Audio By Carbonatix
The Ranking Member of the Mines and Energy Committee in Parliament, John Jinapor, says that there is no need to sell the Electricity Company of Ghana (ECG).
This is despite reports suggesting that the company may be on the brink of bankruptcy due to severe financial challenges.
According to him, the main issue facing ECG is its billing and collection system, and a road map already exists which, if properly implemented, could save the company from its financial woes.
Mr Jinapor explained that during the National Democratic Congress (NDC) administration, former President John Mahama under the Millennium Challenge Corporation Agreement, secured $500 million to invest in the energy sector.
He said after visits to various countries to learn best practices, it was concluded that selling ECG was not necessary.
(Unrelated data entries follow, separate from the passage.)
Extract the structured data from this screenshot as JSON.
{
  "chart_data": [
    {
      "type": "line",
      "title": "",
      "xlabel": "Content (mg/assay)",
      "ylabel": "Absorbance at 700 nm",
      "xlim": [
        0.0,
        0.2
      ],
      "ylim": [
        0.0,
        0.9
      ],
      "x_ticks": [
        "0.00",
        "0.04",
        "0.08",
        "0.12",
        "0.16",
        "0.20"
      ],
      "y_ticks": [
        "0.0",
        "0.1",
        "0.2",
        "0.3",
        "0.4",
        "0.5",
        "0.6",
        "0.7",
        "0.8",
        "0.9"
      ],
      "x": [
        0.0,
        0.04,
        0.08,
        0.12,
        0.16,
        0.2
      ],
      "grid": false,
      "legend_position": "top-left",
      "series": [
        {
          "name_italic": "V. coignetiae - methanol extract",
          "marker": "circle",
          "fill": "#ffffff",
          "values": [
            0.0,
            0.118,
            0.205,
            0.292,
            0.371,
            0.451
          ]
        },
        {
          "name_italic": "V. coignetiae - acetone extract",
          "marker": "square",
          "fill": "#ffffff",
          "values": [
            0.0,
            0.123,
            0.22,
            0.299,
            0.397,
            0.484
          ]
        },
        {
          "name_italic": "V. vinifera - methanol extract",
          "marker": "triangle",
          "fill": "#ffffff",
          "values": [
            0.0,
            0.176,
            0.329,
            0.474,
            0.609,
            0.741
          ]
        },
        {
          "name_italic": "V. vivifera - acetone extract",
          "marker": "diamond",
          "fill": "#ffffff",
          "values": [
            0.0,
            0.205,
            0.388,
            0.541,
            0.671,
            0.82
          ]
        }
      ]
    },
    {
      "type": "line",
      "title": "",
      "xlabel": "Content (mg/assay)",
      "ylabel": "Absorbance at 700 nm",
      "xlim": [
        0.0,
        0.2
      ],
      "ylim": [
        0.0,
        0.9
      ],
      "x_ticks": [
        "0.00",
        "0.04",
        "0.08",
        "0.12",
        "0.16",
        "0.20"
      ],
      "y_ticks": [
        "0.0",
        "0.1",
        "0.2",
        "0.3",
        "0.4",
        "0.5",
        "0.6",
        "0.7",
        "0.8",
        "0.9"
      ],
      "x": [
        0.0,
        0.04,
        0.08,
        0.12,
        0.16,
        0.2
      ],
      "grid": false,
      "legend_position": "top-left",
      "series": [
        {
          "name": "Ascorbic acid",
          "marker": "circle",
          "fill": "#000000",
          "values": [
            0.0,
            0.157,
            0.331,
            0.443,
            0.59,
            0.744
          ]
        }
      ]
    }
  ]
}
However, he stated that certain individuals within the ruling New Patriotic Party (NPP) intervened, undermining the process, and said the documentation was fraudulent.
“So we don’t need to reinvent the wheel, the road map is there, what we need to do is to take away the unnecessary political interference and the attempt by some people to make personal gains on the back of this concession.
“If we do it in a transparent manner, in a fair manner, and put in place the right mechanism, we will turn ECG around,” he said on Top Story on Wednesday, September 18.
His comments follow a notice from the Public Utilities Regulatory Commission (PURC), which warned that ECG may be on the verge of bankruptcy due to severe financial difficulties.
In a letter addressed to the Presidency, the Ministers of Energy and Finance, and other key stakeholders, PURC’s Executive Secretary, Dr Ismael Ackah, highlighted the crisis, which is also affecting the Volta River Authority (VRA), Ghana Grid Company (GRIDCo), and the Bui Power Authority.
He noted that these challenges have resulted in delays in salary payments and difficulties in covering administrative costs, signaling the need for urgent intervention.
Despite efforts to improve cash collection through digital and metering programs, as well as a 75% increase in tariffs since September 2022, ECG’s financial instability continues.
On the back of this, Mr Jinapor agreed with the PURC’s assessment, stating that ECG’s financial difficulties confirm there is excessive political interference in the management of the energy sector.
The Ranking Member on the Mines Committee argued that ECG should not be entirely privatised, but that Ghanaian private entrepreneurs should be involved in collecting payments for the company.
"The problem is corruption and a few cabal who always want to benefit from the Energy Sector, that is the problem,” Mr Jinapor added.